Content/trigger warning
I've meditated on this a lot, recently. I recognise that my suicidal thoughts are a natural (if very distressing and irrational) consequence of my life situation, mental illnesses, eating disorder, and physical disability.

What I actually want is for my pain to stop. What I actually seek when I think about hurting myself is the concern, support, and love of people who will be worried about my wellbeing. Understanding why my brain produces suicidal and self harming thoughts helps me take power away from those thoughts. The motivation behind those thoughts is what I can work to address.

I empathise with your exhaustion. I have basically no friends and no support system. Life is hard. I try to be kind to myself-- of course I feel this way. Of course my brain is producing extreme reactions to this horrible situation. It's completely understandable, even if it's frustrating, because what my brain is actually hoping to experience is peace, freedom, and safety... and that can't happen if I'm dead. The thoughts are flawed. They're raw emotion and extreme logic.

I have worked really, really hard to own my body and love myself. Consciously, the idea of hurting my beloved body is horrible.
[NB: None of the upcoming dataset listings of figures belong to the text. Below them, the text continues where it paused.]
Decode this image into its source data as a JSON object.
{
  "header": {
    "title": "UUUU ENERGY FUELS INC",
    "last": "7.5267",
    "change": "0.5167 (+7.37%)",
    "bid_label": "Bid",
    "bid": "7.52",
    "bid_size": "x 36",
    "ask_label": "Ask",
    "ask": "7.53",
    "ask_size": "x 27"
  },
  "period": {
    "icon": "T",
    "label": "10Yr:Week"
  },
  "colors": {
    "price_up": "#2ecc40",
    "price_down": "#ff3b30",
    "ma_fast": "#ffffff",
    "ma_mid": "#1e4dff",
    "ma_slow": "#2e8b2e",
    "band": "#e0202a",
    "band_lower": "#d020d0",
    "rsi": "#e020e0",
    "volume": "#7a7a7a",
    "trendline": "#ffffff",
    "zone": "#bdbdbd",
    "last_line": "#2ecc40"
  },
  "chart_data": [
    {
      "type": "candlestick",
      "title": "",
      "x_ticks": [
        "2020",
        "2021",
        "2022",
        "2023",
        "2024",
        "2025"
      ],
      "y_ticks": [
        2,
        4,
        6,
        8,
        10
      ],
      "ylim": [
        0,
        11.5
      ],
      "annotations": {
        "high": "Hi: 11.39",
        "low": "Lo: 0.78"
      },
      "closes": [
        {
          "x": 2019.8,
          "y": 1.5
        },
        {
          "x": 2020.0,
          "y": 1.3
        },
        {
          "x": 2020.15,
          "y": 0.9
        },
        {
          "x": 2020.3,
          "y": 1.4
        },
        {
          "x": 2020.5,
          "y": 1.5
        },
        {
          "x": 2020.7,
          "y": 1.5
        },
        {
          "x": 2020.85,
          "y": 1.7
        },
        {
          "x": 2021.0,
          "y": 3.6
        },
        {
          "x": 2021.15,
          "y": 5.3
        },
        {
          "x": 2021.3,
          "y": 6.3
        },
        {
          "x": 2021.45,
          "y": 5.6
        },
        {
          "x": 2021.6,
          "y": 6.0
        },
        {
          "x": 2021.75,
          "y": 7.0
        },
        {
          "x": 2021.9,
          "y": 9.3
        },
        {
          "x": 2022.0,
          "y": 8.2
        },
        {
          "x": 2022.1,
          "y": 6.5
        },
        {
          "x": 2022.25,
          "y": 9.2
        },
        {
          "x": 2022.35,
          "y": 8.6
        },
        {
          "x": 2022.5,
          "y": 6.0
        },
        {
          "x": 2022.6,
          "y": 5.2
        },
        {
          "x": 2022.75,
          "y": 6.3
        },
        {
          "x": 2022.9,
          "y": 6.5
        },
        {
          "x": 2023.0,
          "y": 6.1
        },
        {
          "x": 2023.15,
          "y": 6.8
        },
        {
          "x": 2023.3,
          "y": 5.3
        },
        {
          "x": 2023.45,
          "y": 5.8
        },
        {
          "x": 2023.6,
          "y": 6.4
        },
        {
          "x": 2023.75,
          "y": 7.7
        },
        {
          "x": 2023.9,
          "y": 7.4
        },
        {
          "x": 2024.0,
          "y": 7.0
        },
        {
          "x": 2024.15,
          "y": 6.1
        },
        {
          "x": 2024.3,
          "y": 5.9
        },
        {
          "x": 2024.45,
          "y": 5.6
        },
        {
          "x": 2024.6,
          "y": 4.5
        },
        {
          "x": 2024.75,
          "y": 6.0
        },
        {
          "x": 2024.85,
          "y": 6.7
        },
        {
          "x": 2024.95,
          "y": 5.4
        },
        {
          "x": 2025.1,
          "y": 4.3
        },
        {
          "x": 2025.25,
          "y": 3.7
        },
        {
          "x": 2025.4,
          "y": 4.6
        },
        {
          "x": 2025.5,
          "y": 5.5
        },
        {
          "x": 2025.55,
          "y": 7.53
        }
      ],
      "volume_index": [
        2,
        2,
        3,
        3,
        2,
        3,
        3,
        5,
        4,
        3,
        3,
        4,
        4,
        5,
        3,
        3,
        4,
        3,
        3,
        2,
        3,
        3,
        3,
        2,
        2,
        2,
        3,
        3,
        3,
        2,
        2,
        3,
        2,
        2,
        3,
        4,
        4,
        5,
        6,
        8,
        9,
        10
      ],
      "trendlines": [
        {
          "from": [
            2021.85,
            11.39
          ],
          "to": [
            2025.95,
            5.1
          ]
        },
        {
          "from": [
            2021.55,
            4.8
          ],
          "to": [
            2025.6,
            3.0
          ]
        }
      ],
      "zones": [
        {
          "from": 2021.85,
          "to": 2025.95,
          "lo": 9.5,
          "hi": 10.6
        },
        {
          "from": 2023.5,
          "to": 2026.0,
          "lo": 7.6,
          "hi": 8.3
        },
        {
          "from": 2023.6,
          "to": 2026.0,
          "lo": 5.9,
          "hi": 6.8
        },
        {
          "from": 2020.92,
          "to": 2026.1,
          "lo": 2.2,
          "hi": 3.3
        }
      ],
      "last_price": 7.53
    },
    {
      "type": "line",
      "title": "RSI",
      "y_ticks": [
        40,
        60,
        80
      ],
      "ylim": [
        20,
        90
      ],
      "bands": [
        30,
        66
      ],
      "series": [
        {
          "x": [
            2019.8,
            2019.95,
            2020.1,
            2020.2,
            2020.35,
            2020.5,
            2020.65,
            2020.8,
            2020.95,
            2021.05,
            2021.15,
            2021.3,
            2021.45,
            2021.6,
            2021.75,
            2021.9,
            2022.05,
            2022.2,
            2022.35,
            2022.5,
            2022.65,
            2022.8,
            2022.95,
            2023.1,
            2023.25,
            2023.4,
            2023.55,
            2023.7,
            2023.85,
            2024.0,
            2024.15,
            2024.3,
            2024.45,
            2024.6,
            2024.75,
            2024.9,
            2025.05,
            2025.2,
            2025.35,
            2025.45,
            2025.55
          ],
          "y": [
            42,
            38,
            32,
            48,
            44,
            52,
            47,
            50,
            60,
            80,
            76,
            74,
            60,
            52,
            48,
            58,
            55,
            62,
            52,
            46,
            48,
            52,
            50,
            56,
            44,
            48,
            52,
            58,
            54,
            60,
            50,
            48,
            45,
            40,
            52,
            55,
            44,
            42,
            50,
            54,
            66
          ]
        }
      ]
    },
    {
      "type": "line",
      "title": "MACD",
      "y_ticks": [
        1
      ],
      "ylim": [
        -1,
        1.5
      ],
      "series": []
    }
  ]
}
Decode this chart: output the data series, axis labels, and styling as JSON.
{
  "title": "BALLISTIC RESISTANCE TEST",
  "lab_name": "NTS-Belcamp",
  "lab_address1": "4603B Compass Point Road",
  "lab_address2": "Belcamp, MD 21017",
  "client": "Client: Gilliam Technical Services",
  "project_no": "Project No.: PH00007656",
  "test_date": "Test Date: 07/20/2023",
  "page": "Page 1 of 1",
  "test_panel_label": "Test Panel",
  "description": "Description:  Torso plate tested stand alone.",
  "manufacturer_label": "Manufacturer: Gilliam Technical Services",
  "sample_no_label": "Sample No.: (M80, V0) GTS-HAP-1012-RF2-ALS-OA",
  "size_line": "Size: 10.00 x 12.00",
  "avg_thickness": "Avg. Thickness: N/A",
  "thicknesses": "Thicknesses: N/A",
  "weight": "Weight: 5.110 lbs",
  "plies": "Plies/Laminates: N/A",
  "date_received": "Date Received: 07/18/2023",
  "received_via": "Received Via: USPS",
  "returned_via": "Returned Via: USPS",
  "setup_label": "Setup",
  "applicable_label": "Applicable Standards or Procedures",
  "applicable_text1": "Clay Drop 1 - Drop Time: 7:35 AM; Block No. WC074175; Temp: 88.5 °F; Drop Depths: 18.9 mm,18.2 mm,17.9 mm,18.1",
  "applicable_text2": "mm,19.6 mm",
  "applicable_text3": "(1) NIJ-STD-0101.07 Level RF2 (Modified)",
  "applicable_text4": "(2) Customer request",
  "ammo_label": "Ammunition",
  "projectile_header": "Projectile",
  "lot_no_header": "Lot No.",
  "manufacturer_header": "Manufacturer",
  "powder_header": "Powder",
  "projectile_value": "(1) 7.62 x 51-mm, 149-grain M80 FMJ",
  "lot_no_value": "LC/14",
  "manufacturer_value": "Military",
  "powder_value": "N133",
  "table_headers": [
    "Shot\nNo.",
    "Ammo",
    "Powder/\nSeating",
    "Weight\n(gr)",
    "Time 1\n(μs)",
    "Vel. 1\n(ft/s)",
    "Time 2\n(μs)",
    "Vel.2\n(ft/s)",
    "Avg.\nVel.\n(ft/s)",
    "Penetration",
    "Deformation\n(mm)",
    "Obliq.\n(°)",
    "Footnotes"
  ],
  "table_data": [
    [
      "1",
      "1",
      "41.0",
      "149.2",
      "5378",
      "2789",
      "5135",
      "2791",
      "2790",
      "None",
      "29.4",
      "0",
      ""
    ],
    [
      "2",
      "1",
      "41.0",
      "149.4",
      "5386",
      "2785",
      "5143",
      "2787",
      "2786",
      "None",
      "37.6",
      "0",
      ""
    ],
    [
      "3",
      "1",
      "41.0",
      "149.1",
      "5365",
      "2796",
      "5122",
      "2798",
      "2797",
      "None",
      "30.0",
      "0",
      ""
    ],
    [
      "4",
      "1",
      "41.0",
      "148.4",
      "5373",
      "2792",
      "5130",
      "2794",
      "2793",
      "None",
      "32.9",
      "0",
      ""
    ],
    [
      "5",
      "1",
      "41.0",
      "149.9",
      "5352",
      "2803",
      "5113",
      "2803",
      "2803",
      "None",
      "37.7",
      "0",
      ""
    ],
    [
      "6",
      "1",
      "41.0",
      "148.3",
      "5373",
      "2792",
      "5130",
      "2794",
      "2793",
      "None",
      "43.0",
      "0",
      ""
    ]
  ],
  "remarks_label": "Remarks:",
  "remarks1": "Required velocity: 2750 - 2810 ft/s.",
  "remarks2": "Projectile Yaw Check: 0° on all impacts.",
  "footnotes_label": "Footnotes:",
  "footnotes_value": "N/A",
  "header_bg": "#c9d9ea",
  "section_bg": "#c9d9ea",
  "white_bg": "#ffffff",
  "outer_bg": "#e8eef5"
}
I'm doing physiotherapy to address my disability, I'm attending therapy, I'm seeing a dietician... I am putting in so, so much work, all because I want to live as my happiest self. Yes, that work is exhausting. Yes, my brain does sometimes crave the ultimate escape. But those thoughts are happening to me. They aren't who I am. And, since I know where those thoughts come from, I can work to address the causes.

I've experienced actual happiness, over the fast few days. I haven't been overjoyed, but I have felt peaceful, calm, and satisfied. I'm exercising again, and figuring out what the limits of my physical condition are. I'm relearning my body and feeling those endorphins. Really recently, I felt completely hopeless and numb... but, right now, I actually do have hope. It makes me want to live.

I don't know how similar our situations are, but there's my story. It's hard to live with suicidal thoughts, so you absolutely have my empathy. Especially regarding the healthcare stuff and self-advocacy. It's so difficult when you're isolated, unwell, and not supported enough. You're working so hard. Of course you feel tired. It's only natural. I hope you can be kind to yourself, because you deserve it.